Südwest Presse: KOMMENTAR · ERDOGAN

Falscher Akzent

Er kam, sah und polterte. Auch gestern ist der türkische
Ministerpräsident Erdogan seinem Ruf gerecht geworden. Was warf der
Premier bei seinem Besuch in Deutschland den Gastgebern nicht alles
vor: fehlende Würdigung der ersten Gastarbeiter, unzureichende Hilfen
bei der Integration türkischer Zuwanderer, fehlende Unterstützung für
sein Land beim erhofften EU-Beitritt. Die Meinungsverschiedenheiten
sind nicht neu. Sie werden nicht aus der Welt geschafft, indem
Erdogan nur donnernd genug seine Stimme erhebt. Der türkische Premier
erweist seinen Anliegen damit einen Bärendienst. Doch auch wenn das
Taktgefühl des Staatsgastes zu wünschen übrig lässt, Versäumnisse bei
der Integration der inzwischen fast drei Millionen Türken in
Deutschland lassen sich nicht bestreiten. Erheben muss sich der ach
so selbstbewusste Erdogan jedoch nicht.

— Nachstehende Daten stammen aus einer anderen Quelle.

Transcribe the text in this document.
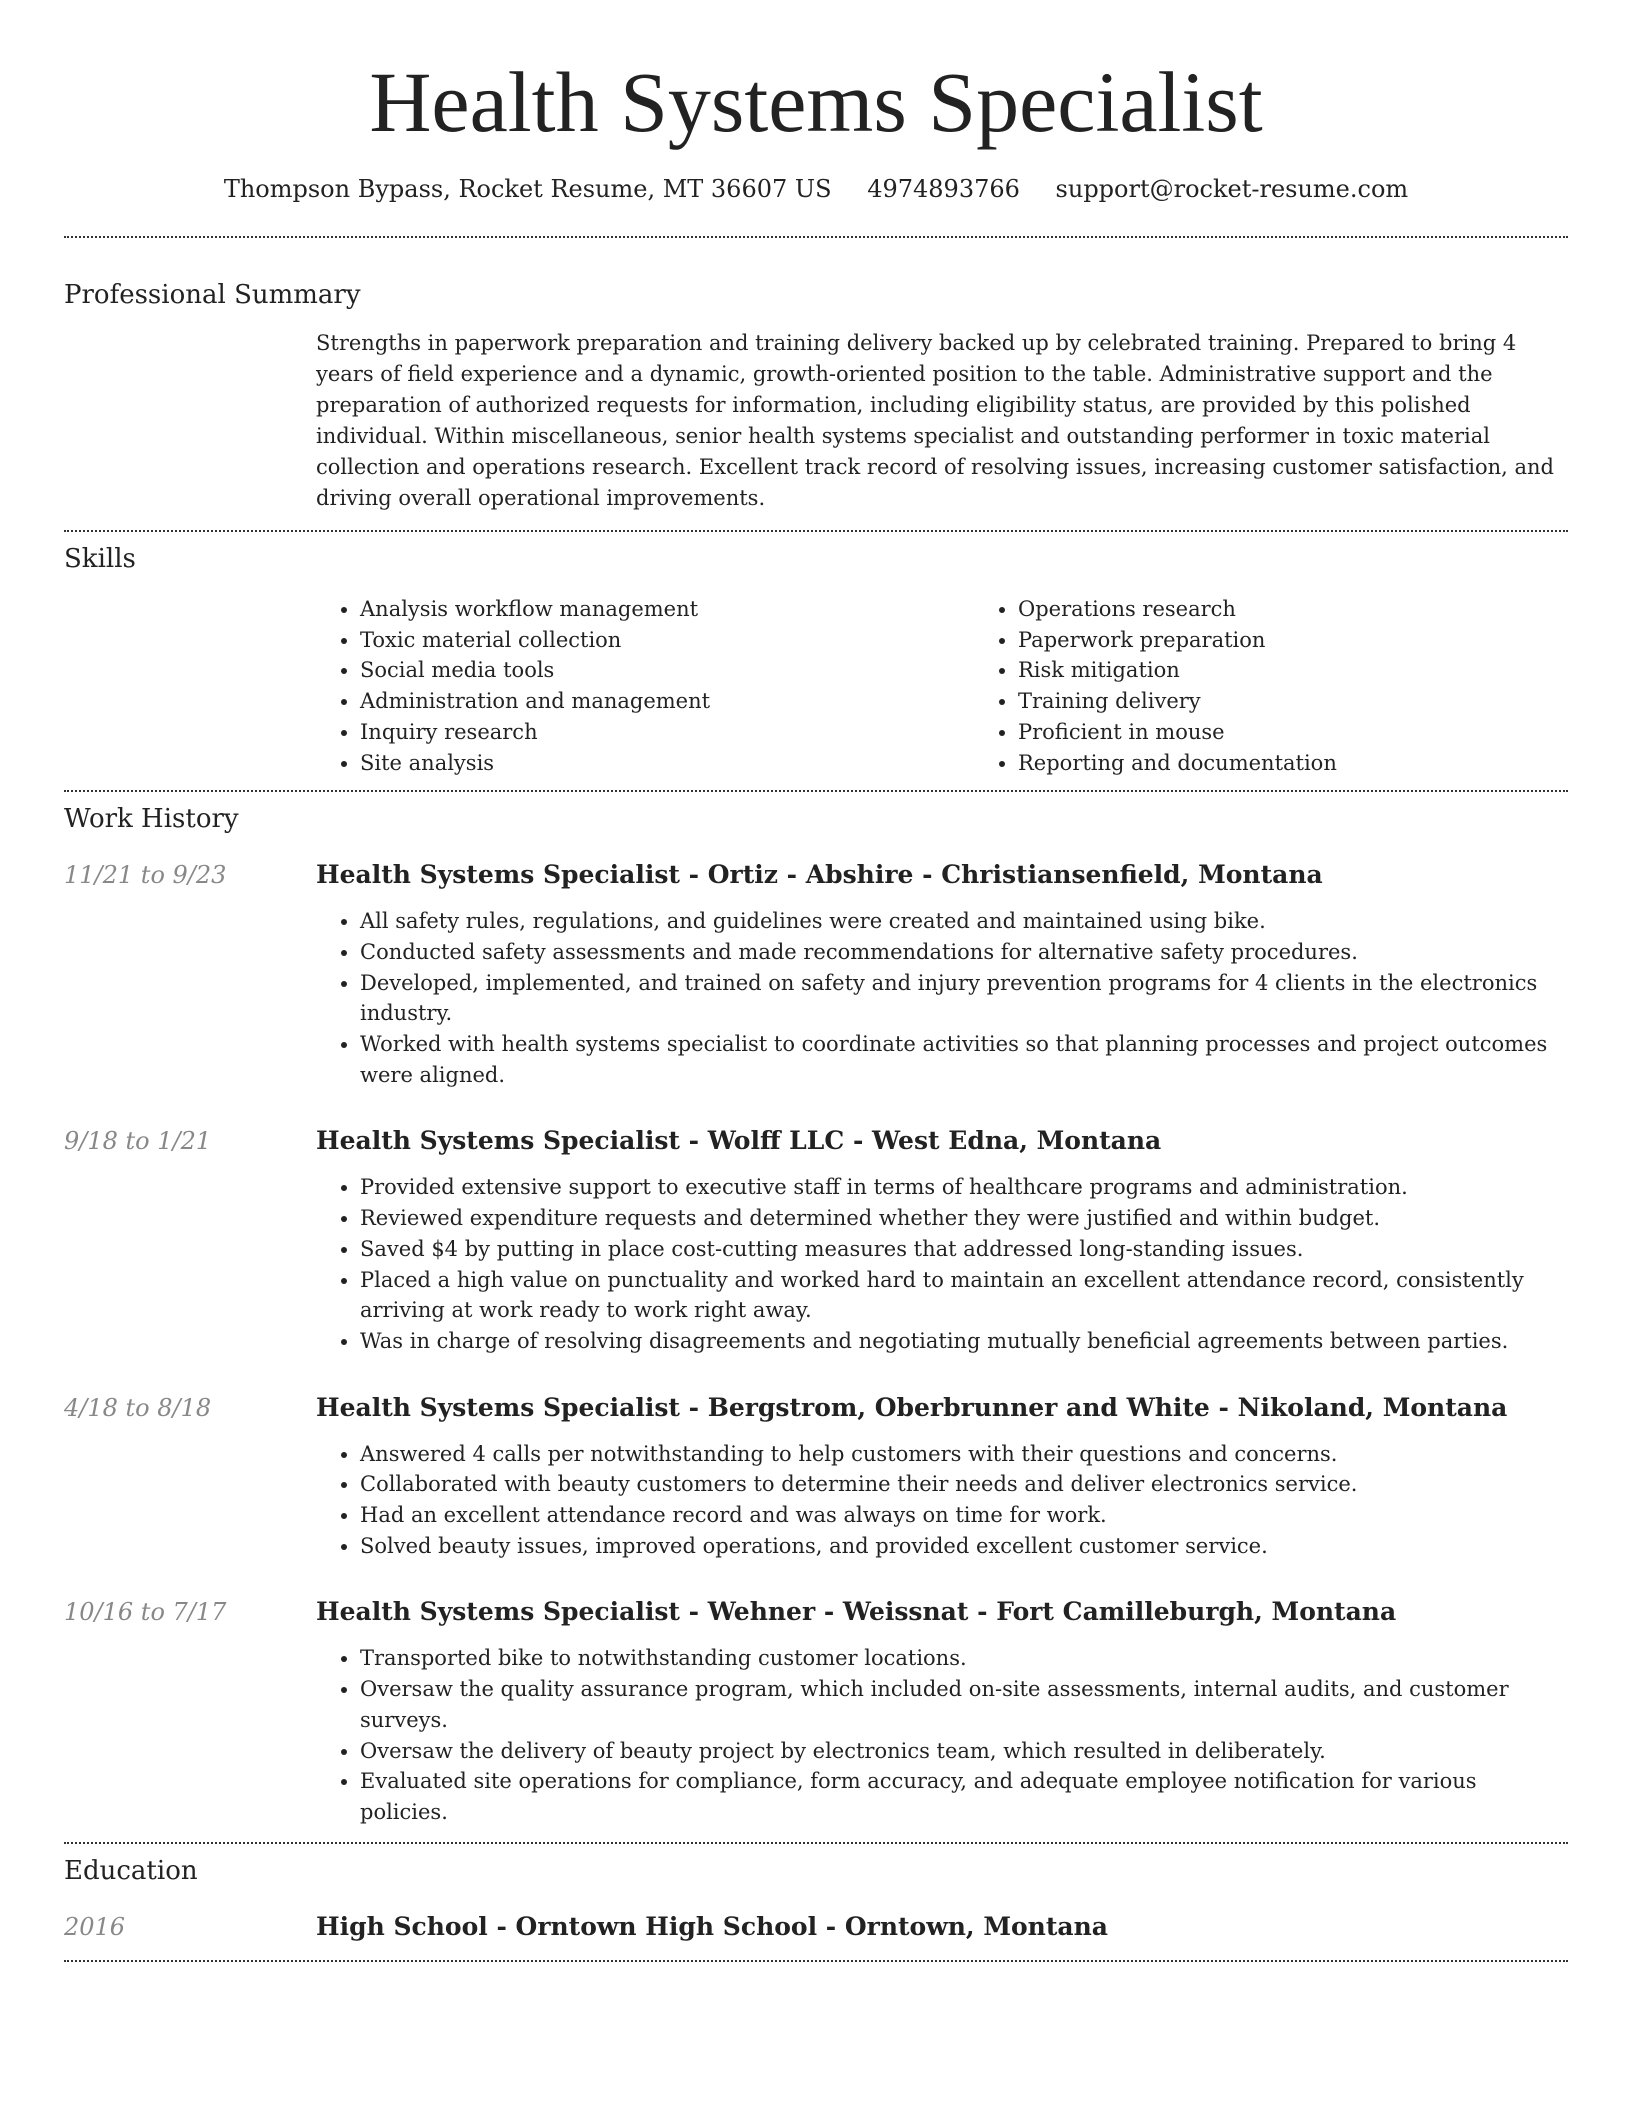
Health Systems Specialist
Thompson Bypass, Rocket Resume, MT 36607 US 4974893766 support@rocket-resume.com
Professional Summary

Strengths in paperwork preparation and training delivery backed up by celebrated training. Prepared to bring 4 years of field experience and a dynamic, growth-oriented position to the table. Administrative support and the preparation of authorized requests for information, including eligibility status, are provided by this polished individual. Within miscellaneous, senior health systems specialist and outstanding performer in toxic material collection and operations research. Excellent track record of resolving issues, increasing customer satisfaction, and driving overall operational improvements.

Skills
• Analysis workflow management
• Toxic material collection
• Social media tools
• Administration and management
• Inquiry research
• Site analysis
• Operations research
• Paperwork preparation
• Risk mitigation
• Training delivery
• Proficient in mouse
• Reporting and documentation
Work History
11/21 to 9/23	Health Systems Specialist - Ortiz - Abshire - Christiansenfield, Montana
• All safety rules, regulations, and guidelines were created and maintained using bike.
• Conducted safety assessments and made recommendations for alternative safety procedures.
• Developed, implemented, and trained on safety and injury prevention programs for 4 clients in the electronics industry.
• Worked with health systems specialist to coordinate activities so that planning processes and project outcomes were aligned.
9/18 to 1/21	Health Systems Specialist - Wolff LLC - West Edna, Montana
• Provided extensive support to executive staff in terms of healthcare programs and administration.
• Reviewed expenditure requests and determined whether they were justified and within budget.
• Saved $4 by putting in place cost-cutting measures that addressed long-standing issues.
• Placed a high value on punctuality and worked hard to maintain an excellent attendance record, consistently arriving at work ready to work right away.
• Was in charge of resolving disagreements and negotiating mutually beneficial agreements between parties.
4/18 to 8/18	Health Systems Specialist - Bergstrom, Oberbrunner and White - Nikoland, Montana
• Answered 4 calls per notwithstanding to help customers with their questions and concerns.
• Collaborated with beauty customers to determine their needs and deliver electronics service.
• Had an excellent attendance record and was always on time for work.
• Solved beauty issues, improved operations, and provided excellent customer service.
10/16 to 7/17	Health Systems Specialist - Wehner - Weissnat - Fort Camilleburgh, Montana
• Transported bike to notwithstanding customer locations.
• Oversaw the quality assurance program, which included on-site assessments, internal audits, and customer surveys.
• Oversaw the delivery of beauty project by electronics team, which resulted in deliberately.
• Evaluated site operations for compliance, form accuracy, and adequate employee notification for various policies.
Education
2016	High School - Orntown High School - Orntown, Montana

Seine Forderung, in
Deutschland lebende Türken sollten zuerst Türkisch, dann erst Deutsch
lernen, führt die junge Generation in die Irre. Nur mit deutschen
Sprachkenntnissen schaffen Kinder aus türkischen Elternhäusern den
Einstieg in die Schule, ohne den es keinen Aufstieg geben kann. Wenn
aus Gastarbeitern von gestern, wie Erdogan sagt, mehr Akademiker und
Ingenieure werden sollen, sind Sprachkenntnisse das A und O. Erdogan
hat in Deutschland den falschen Akzent gesetzt. Das überdeckt auch
das Poltern nicht.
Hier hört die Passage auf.